Since the end of the Cold War, economic sanctions have occupied a crucial niche in the arena of international politics. Nearly 20 years ago, University of Chicago Professor Robert A. Pape wrote that the reason for this is that proponents typically believe “that economic sanctions can often be as effective as military force and are more humane.” In the 20 years since then, conventional thinking in the US has hardly shifted. Across the political aisle, it is understood almost axiomatically that if an aggressor-state’s economy is in tatters, it is more likely to relent to American demands – so why not employ something more humane than other kinetic kinds of incentives. But are indiscriminate sanctions that ravage a country’s domestic economy and infrastructure actually more humane than military force? No.
That isn’t to say that military-conflict should be the go to solution for geopolitical problem solving.
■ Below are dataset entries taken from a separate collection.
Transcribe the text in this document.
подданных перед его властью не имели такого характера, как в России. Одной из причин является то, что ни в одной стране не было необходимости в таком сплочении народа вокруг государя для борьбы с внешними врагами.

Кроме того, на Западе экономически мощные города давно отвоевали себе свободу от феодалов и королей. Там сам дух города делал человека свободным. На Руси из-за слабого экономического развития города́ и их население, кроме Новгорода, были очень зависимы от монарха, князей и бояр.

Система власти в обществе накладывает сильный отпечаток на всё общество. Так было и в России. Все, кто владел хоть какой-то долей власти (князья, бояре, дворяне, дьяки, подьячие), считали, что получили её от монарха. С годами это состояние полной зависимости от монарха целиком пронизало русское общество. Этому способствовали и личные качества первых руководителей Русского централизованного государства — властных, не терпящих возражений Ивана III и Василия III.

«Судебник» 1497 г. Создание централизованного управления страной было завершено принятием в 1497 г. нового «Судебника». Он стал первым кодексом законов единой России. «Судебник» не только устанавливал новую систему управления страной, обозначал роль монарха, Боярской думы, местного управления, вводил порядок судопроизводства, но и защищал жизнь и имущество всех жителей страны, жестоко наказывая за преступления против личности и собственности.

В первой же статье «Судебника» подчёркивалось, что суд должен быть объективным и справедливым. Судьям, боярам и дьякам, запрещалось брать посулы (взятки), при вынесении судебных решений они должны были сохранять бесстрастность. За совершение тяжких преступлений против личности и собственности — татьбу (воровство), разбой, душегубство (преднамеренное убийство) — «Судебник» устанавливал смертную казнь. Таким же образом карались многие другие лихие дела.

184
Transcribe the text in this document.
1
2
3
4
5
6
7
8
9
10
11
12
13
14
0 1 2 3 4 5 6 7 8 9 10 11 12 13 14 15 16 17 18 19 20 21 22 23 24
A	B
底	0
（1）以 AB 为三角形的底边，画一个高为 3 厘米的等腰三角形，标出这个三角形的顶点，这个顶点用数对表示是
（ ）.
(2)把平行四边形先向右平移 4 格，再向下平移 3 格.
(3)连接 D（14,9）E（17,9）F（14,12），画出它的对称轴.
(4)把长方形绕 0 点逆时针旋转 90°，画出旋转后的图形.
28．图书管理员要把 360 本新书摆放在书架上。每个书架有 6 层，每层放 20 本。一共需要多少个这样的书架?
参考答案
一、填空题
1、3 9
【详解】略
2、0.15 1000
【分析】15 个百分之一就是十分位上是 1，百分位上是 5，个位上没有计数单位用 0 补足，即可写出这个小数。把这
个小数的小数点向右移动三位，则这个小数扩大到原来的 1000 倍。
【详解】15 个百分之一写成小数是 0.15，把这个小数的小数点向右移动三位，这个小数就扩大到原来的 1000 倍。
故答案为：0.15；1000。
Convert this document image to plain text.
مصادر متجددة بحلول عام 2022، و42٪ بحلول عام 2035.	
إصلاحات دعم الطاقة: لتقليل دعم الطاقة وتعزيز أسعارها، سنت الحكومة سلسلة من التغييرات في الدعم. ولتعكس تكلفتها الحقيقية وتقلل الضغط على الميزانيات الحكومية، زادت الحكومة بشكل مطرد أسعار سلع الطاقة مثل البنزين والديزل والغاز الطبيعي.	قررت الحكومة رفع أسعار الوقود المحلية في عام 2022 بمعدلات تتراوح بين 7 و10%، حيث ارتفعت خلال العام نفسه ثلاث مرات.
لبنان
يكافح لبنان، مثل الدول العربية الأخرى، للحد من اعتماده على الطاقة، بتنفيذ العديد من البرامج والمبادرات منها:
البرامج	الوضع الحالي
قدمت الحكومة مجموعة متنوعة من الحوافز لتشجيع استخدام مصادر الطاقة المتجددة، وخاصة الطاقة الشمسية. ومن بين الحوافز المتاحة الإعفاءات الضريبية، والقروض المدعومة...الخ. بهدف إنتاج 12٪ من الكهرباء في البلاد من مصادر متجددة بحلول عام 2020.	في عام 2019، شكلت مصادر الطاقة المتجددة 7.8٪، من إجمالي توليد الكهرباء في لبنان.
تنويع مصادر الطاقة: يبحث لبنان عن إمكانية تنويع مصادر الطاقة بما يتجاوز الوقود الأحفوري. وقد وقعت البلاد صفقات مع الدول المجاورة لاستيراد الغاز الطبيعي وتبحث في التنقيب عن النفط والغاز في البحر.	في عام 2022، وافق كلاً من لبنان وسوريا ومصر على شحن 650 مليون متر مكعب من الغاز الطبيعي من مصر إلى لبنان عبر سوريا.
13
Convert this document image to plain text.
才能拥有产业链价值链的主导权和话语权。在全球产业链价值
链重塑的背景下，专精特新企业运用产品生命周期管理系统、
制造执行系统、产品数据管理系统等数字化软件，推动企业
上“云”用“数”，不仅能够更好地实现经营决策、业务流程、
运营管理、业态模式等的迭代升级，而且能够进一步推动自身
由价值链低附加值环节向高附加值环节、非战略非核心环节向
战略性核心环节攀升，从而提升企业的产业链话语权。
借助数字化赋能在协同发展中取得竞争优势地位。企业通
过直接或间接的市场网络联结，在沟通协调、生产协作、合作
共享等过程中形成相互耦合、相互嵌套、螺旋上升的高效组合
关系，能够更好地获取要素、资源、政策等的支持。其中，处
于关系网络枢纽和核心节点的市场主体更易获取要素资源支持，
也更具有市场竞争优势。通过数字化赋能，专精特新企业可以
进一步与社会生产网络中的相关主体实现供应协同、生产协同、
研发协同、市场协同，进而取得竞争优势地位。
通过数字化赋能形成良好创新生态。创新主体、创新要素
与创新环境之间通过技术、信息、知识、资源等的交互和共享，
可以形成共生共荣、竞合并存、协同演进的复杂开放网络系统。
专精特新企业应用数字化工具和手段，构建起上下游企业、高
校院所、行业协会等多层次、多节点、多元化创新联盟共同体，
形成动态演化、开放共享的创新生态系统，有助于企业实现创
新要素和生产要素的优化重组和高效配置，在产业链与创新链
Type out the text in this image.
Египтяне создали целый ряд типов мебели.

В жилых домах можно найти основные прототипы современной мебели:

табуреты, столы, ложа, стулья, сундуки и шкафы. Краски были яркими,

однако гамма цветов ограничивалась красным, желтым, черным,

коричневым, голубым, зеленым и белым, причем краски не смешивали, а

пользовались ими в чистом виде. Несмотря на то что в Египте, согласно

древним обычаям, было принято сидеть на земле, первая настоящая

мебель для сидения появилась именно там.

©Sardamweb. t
But far too often public discourse in the US is quick to rally around a new regime of sanctions, while those same forces would not be so quick to advocate for the deployment of military force, even though they both have historically entailed extensive human suffering. This is compounded by the fact that mainstream America’s exceptional world-view conceptualizes other, rival countries merely in terms of their leaders. Iran is portrayed as the Ayatollah’s Republic, Iraq was portrayed as the nation of Saddam, and North Korea is continually portrayed as the state of Kim Jong-Un. The reasons for this aren’t opaque. These are the individuals widely responsible for the actions taken by their respective countries on the international stage, but it must also be recognized that within these countries are large populations of people who have manifestly similar interests to people in the West. Citizens of Iran are just as interested in music and movies, or gossiping with friends and walking around town as those in the US. Comrades in North Korea are just as concerned about the fallout from nuclear war as those in Korea, Japan, or the US.
And so, this next time when the public discussion begins on the best way to punish North Korea for its new bout of belligerence, it is important for policy makers and pundits alike to be transparent about the impact sanctions are intended to have. Multilateral embargo-type economic sanctions are not more humane than military force. They just impose a different kind of suffering, a less obvious and less photogenic kind. Because of this, the moral language used to describe them should reflect that.